By Dare Adelekan
When President Bola Ahmed Tinubu unveiled his ministerial nominees last year, Nigerians across political divides waited eagerly to see one name on the list — Mallam Nasir Ahmad El-Rufai. His name initially appeared, creating a wave of optimism that the Renewed Hope Agenda would be anchored on competence and experience rather than political compensation. But soon enough, the tide turned.
The Senate withheld his confirmation, citing a so-called “security report,” and the President quietly moved on. Yet, behind the scenes, it was clear that El-Rufai’s omission went beyond any intelligence dossier — it was political, personal, and deeply revealing of the inner workings of the Tinubu presidency.
From all credible indications, President Tinubu genuinely wanted El-Rufai in his cabinet. The grapevine within the corridors of power suggested that he was being considered for the Ministry of Power and Energy — a sector that has long suffered from inefficiency and bureaucratic rot. El-Rufai’s managerial capacity and technical acumen made him an ideal fit. His track record as Minister of the Federal Capital Territory under President Olusegun Obasanjo remains one of the most transformative episodes in Nigeria’s recent governance history. He turned Abuja into a disciplined, planned city, reasserting order and purpose with a rare sense of mission — all without the drama and theatrics that now characterize the present Federal Executive Council.

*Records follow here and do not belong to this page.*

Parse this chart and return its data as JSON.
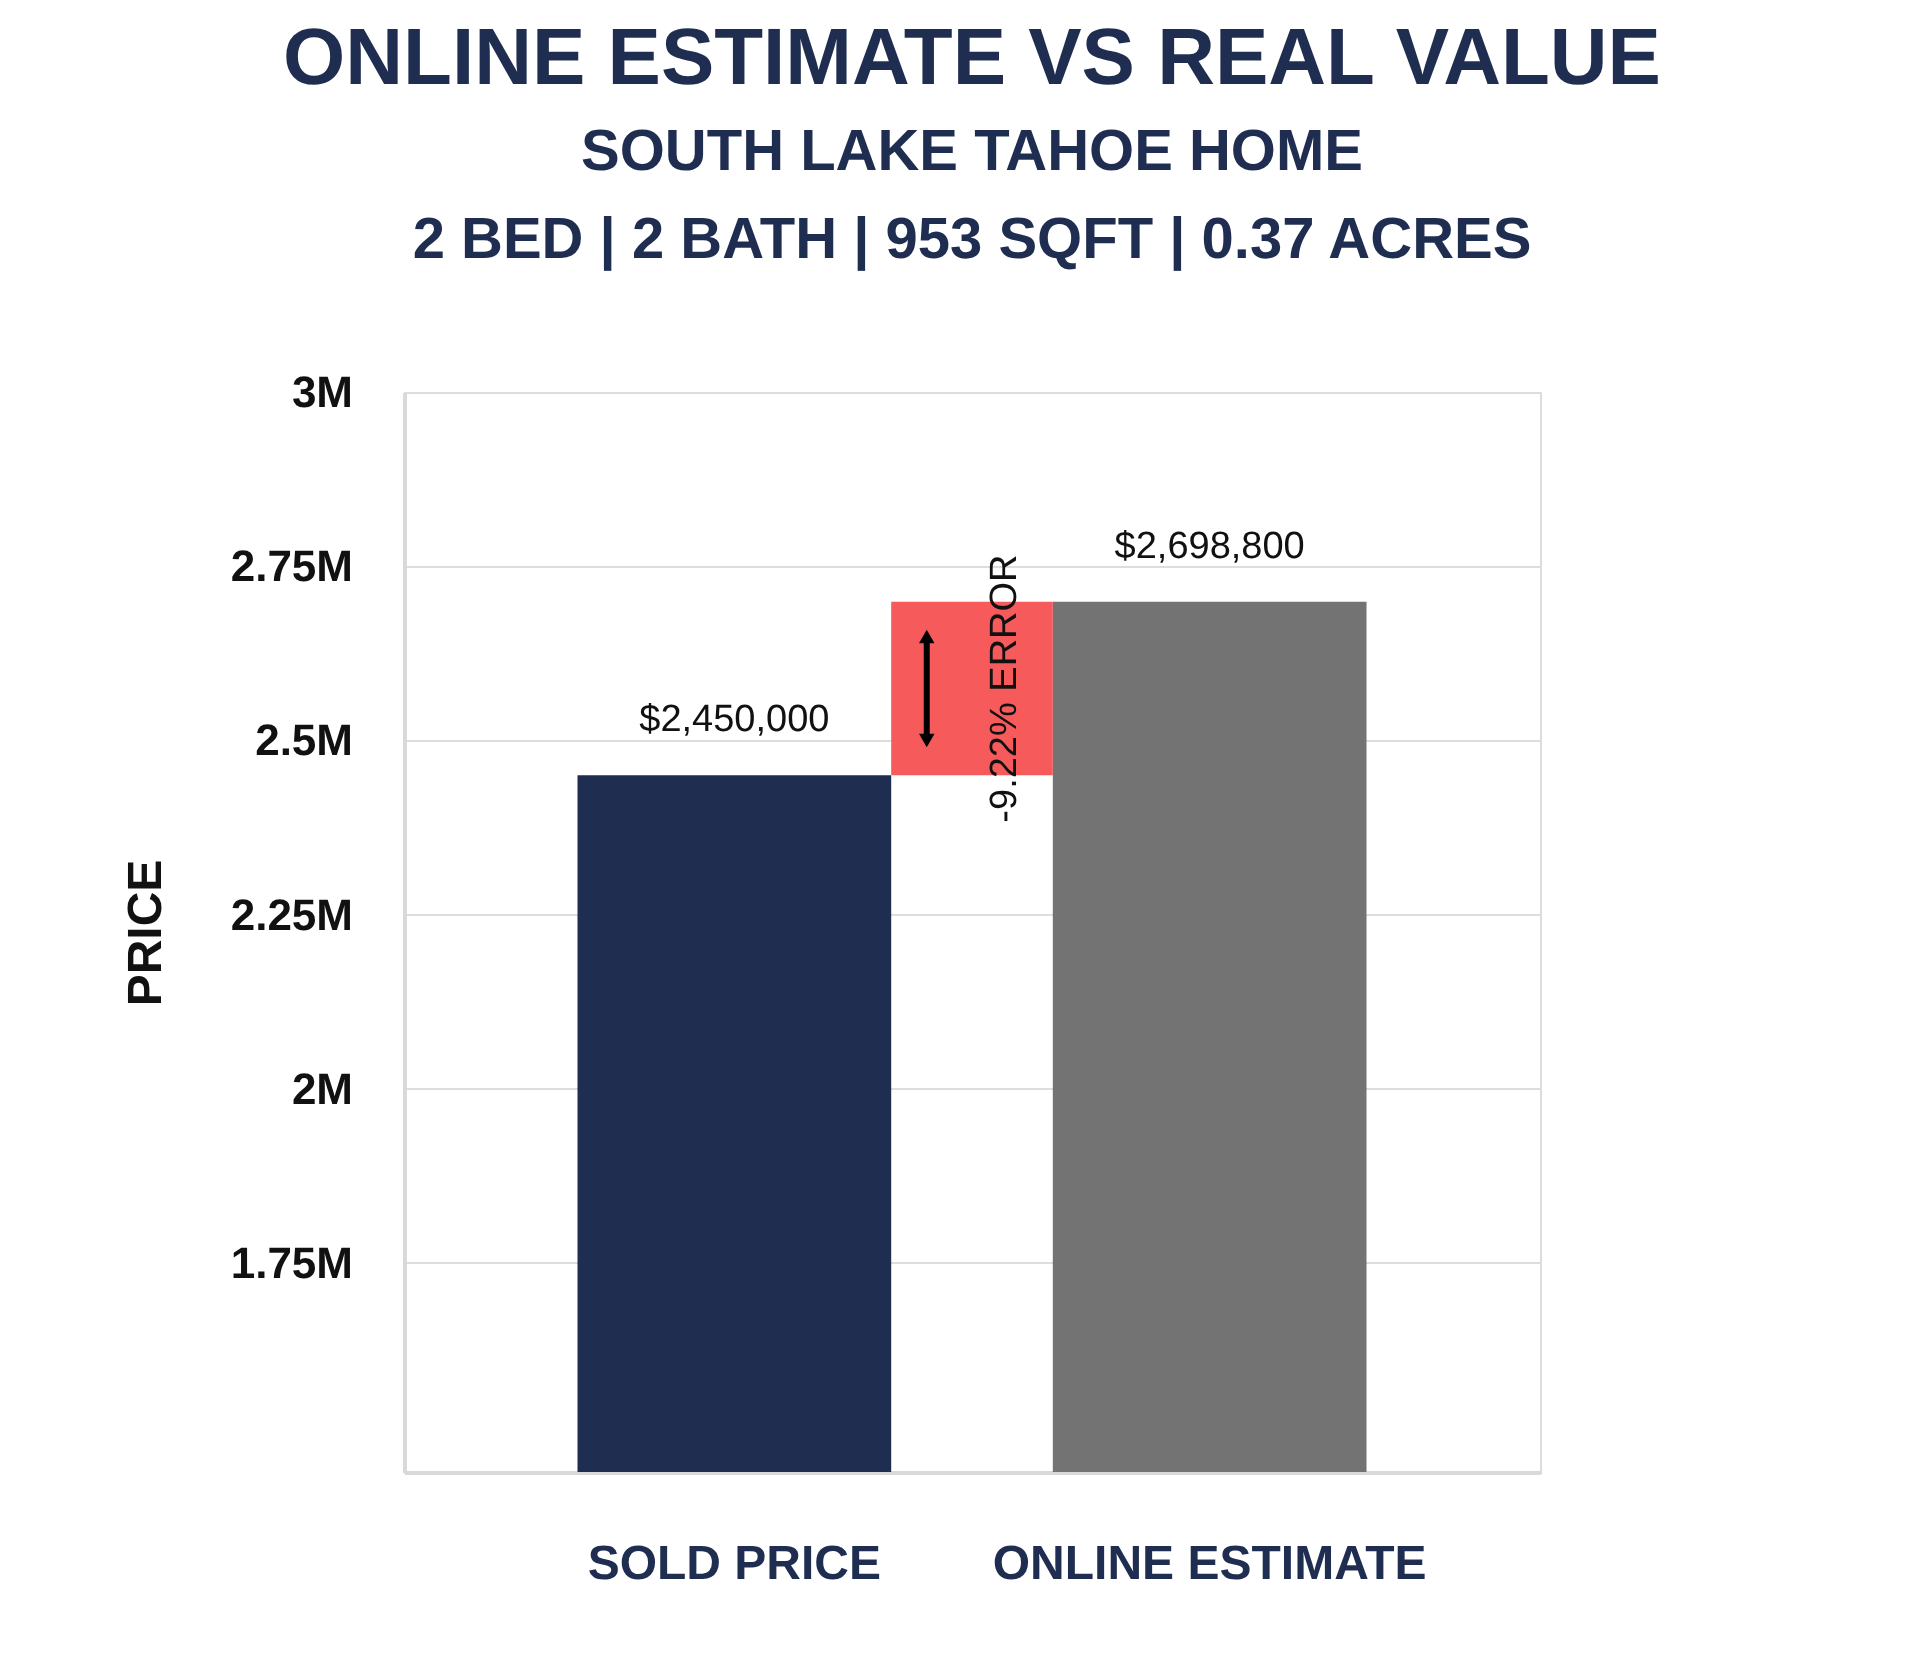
{
  "chart_data": {
    "type": "bar",
    "title": "ONLINE ESTIMATE VS REAL VALUE",
    "subtitle": "SOUTH LAKE TAHOE HOME\n2 BED | 2 BATH | 953 SQFT | 0.37 ACRES",
    "ylabel": "PRICE",
    "categories": [
      "SOLD PRICE",
      "ONLINE ESTIMATE"
    ],
    "values": [
      2450000,
      2698800
    ],
    "colors": [
      "#1f2d50",
      "#737373"
    ],
    "value_labels": [
      "$2,450,000",
      "$2,698,800"
    ],
    "ylim": [
      1450000,
      3000000
    ],
    "yticks": [
      {
        "value": 1750000,
        "label": "1.75M"
      },
      {
        "value": 2000000,
        "label": "2M"
      },
      {
        "value": 2250000,
        "label": "2.25M"
      },
      {
        "value": 2500000,
        "label": "2.5M"
      },
      {
        "value": 2750000,
        "label": "2.75M"
      },
      {
        "value": 3000000,
        "label": "3M"
      }
    ],
    "bands": [
      {
        "axis": "y",
        "from": 2450000,
        "to": 2698800,
        "label": "-9.22% ERROR",
        "color": "#f65a5a"
      }
    ],
    "grid": "y"
  }
}
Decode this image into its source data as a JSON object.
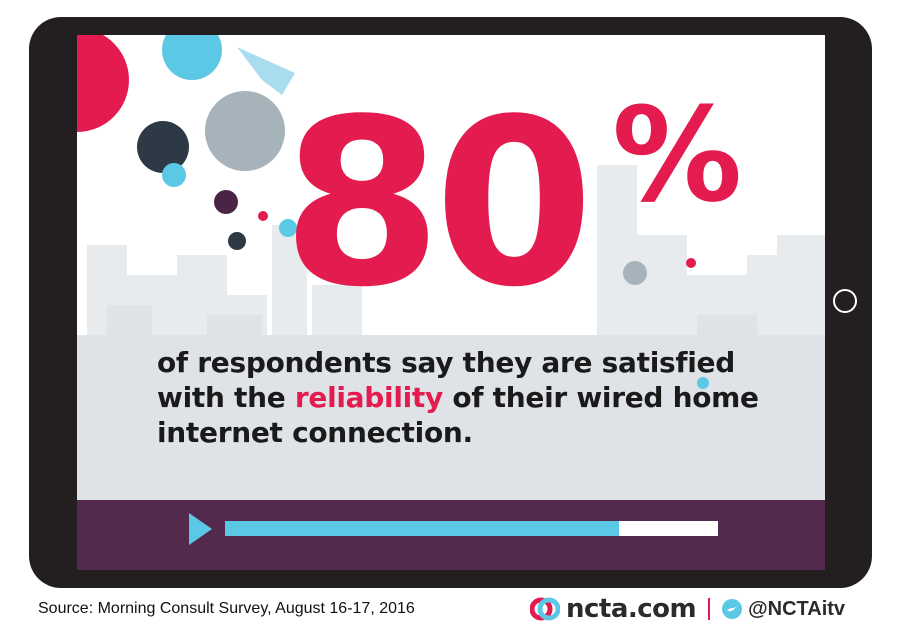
{
  "stat": {
    "number": "80",
    "unit": "%"
  },
  "caption": {
    "before": "of respondents say they are satisfied with the ",
    "highlight": "reliability",
    "after": " of their wired home internet connection."
  },
  "player": {
    "progress_percent": 80,
    "play_icon": "play-icon"
  },
  "footer": {
    "source": "Source: Morning Consult Survey, August 16-17, 2016",
    "site": "ncta.com",
    "handle": "@NCTAitv",
    "icons": [
      "ncta-logo-icon",
      "twitter-bird-icon"
    ]
  },
  "colors": {
    "accent": "#e31b4f",
    "blue": "#5bc8e6",
    "purple": "#53294d",
    "frame": "#231f20"
  }
}
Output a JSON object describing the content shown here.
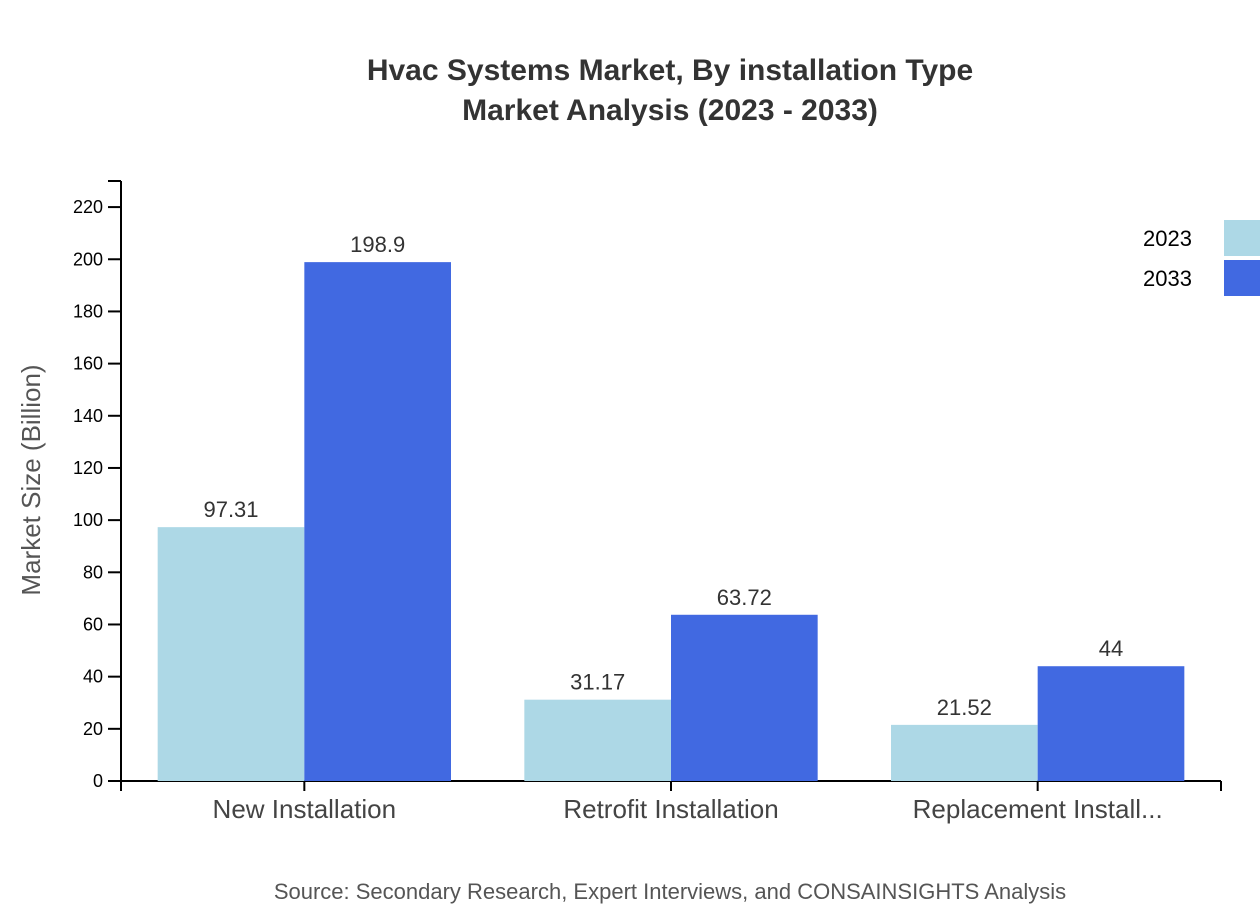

So, what happened? Why did Tinubu, a man known for recognizing talent, abandon one of the most capable administrators Nigeria has ever produced?
The answer lies in politics — the kind that thrives not on competence but on control.
El-Rufai is not a man to be tamed. He is a reformer with an independent mind, one who speaks truth to power and rarely bows to political pressure. His bluntness, often mistaken for arrogance, is in reality the expression of a disciplined technocrat who detests mediocrity. He is not one to play the sycophant’s game or indulge in the kind of hero-worship that now defines Nigeria’s political elite. In simple terms, El-Rufai could not be expected to “lick anybody’s ashy hands,” to borrow the street phrase making the rounds in political circles.
Those who know him also know he takes no nonsense. He thrives on merit, not manipulation. He does not need presidential favor to perform; he needs only a clear mandate and the freedom to execute. And therein lies the problem. Tinubu’s inner circle — a mixture of loyalists, praise-singers, and political courtiers — reportedly warned that bringing El-Rufai on board could “destabilize” the hierarchy of loyalty around the President. They argued that El-Rufai was too independent, too strong-willed, too cerebral to fit into a system that values submission over substance.
Hence, the convenient narrative of a “security report” was floated — a ready-made excuse to neutralize a man who would not be easily controlled. The truth, however, is that El-Rufai’s exclusion was not about national security but political insecurity. It was about protecting fragile egos in the corridors of power. In a cabinet where noise often substitutes for performance, and where some ministers mistake verbosity for vision, El-Rufai’s mere presence would have exposed the emptiness of many.
It is ironic that the same qualities that make El-Rufai an asset to Nigeria are the ones that have turned him into an outsider in Tinubu’s government. He is brilliant, versatile, focused, and daring — the very traits that a reform-minded government should celebrate. Instead, the presidency seems to have chosen convenience over competence.
Today, the Ministry of Power continues to grope in the dark — literally and figuratively. The Renewed Hope Agenda in that sector is still struggling to find its feet, weighed down by bureaucracy and indecision. One can only imagine what
El-Rufai could have achieved if given the reins. His style may be abrasive to some, but Nigeria’s energy crisis requires precisely that kind of tough-minded reformer — not another politician afraid to ruffle feathers.
El-Rufai’s political future remains open. He may be temporarily sidelined, but he is far from finished. History has shown that Nigeria has a way of recalling its best brains when mediocrity has run its full course. For now, he watches from the sidelines as his contemporaries trade rhetoric for results. But one thing is clear — his legacy as a performer stands tall. Whether in public office or private life,
El-Rufai’s name will continue to resonate as one of the few Nigerian leaders who combine intellect, courage, and conviction.
In the final analysis, the decision to exclude Nasir El-Rufai from Tinubu’s cabinet was not a victory for governance; it was a victory for small minds over great ideas. The tragedy of Nigerian politics is not that we lack capable men and women, but that we often fear them. And until that culture changes, Nigeria will continue to recycle the same faces — loud in words, light in vision, and empty in delivery.